Дети победителей (Роман-расследование) - Асланьян Юрий Иванович. Страница 45
Несколько часов шли танками по степи, все были как негры — только зубы сверкали. Танки расставили. Впереди, в пятистах метрах — враг, три линии обороны. Командовал полком Александр Евдокимович Калинин, подполковник, 28 лет, сибиряк, воевал еще в Финскую, два ордена Красного Знамени. В тот вечер, перед самой битвой, он погиб во время проведения рекогносцировки.
Подполковник Гуда, гнида, рвал и метал. Замполит, человек, который тяжелее члена ничего в руках не держал, запасник из Днепродзержинского обкома партии, туберкулезник, в бой никогда не ходил, только с наганом бегал по позициям, обещая всех расстрелять.
В тот вечер, после гибели командира полка, перед утром прорыва, он кричал на командира танка, у которого лопнула масляная трубка высокого давления: «В бой идти не хочешь? Враг народа!» Замкомандира полка по материальной части, инженер, встал: «Стреляй в меня! — говорит. — Утром у меня все танки пойдут!» Замполит дальше — к танку, где был командир взвода Виктор Коркин, парень из Челябинска. Тот не выдержал гуданиной атаки, выхватил пистолет и пустил замполиту пулю, — правда, в ногу. Кость не задело. Гуду на машину — и в тыл. Он сам испугался, а офицеры решили никому не докладывать. Впереди была страшная битва — потом видно будет…
Ни командира, ни замполита — в атаку полк шел обезглавленным.

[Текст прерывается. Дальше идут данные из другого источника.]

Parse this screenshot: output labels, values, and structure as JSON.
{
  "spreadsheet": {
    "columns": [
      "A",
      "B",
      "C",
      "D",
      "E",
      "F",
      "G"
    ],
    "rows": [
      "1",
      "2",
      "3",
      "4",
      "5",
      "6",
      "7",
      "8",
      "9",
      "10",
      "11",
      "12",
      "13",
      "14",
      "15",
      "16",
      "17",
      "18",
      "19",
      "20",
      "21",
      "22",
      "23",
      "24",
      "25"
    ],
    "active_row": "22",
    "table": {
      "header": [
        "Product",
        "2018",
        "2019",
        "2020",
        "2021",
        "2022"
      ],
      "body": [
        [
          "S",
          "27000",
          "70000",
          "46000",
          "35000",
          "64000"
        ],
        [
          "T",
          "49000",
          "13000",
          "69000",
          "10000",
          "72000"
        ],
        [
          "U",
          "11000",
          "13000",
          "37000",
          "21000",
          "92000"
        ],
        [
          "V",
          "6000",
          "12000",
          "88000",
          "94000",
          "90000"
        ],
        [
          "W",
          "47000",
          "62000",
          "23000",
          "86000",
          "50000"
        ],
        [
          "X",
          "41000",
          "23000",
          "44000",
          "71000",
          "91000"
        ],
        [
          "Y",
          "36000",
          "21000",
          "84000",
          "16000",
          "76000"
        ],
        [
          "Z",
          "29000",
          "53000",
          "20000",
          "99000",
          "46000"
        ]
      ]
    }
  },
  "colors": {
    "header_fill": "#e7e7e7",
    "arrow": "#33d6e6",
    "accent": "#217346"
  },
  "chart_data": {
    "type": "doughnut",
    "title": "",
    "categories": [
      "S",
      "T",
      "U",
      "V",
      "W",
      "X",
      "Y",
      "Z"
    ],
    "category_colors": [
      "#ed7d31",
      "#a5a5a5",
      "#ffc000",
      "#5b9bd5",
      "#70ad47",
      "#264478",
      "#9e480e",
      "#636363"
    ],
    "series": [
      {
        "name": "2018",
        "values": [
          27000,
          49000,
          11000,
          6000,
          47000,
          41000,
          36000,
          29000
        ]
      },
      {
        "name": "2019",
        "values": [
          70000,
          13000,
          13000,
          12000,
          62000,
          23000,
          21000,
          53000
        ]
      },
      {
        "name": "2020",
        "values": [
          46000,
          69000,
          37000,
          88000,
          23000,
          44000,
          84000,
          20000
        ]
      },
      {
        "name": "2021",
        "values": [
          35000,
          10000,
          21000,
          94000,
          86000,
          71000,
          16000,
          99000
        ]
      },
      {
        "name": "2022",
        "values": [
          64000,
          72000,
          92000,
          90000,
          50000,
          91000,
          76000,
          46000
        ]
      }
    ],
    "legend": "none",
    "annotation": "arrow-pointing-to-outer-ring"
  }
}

В 5 часов утра 3 августа началась Белгородско-Харьковская операция на Курской дуге. С мощной артподготовки: 300 орудий и минометов на один километр фронта в течение трех часов уничтожали вражеские войска. Земля ходила ходуном, через час солнце исчезло за дымом, землей, пылью, поднявшейся в небо. Стало холодно. За двадцать минут до конца артподготовки подлетели и начали давать залпы «катюши». Рядом стояли другие реактивные установки — большей мощности, которые называли «андрюшами», снаряды по два с половиной метра длиной, со стокилограммовыми головками. За 15 минут до конца пошли Ил-2, летающие танки, которые, не разобравшись в дыму, начали бомбить своих. Это и был тот ад, о котором писано в библейских книгах. Слава богу, к этому времени по приказу Жукова на НП уже сидели авиасвязисты с рациями, которые быстро сумели исправить ошибку пилотов. Да и с земли давали сигнальные ракеты, что свои.
Сразу после артподготовки в атаку пошел танковый полк прорыва — 21 машина. Фронтом семьсот метров, уступами. Смертники — умри, но прорви оборону! КВ-2 весом шестьдесят тонн, толщина лобовой брони — шестьдесят пять миллиметров.
Прорвали линию! Василий Николаевич выскочил из броневика, в котором шел в атаку. Раций было мало. «Господи, помоги, Господи, помоги…» — молился он и бегал от танка к танку, указывая машинам маршруты движения. Это была его основная обязанность во время боя. Рядом с ним — радист Валька Туркин с рацией на спине.
В одну из машин угодил снаряд, но броню не пробил. Экипаж был живым, но командира, Диму Шелпакова, ранило осколками от смотровой щели — броней и триплексом — в лицо, порвало нос. Он выскочил, а тут как раз из дота вытаскивают немцев, перепуганных, ненормальных, седых. Дима выхватывает из-за голенища револьвер и, ясно, собирается перестрелять пленных. Пьянков едва успел схватить его.
«Ты видел воду в кипящем котле? Вот это и есть бой… Где свой, где чужой — не знаешь. За нами шли десантники, полковник на «пикапе» увязался за броневиком, пытался командовать мной. Я схватился с ним, ругань с матом».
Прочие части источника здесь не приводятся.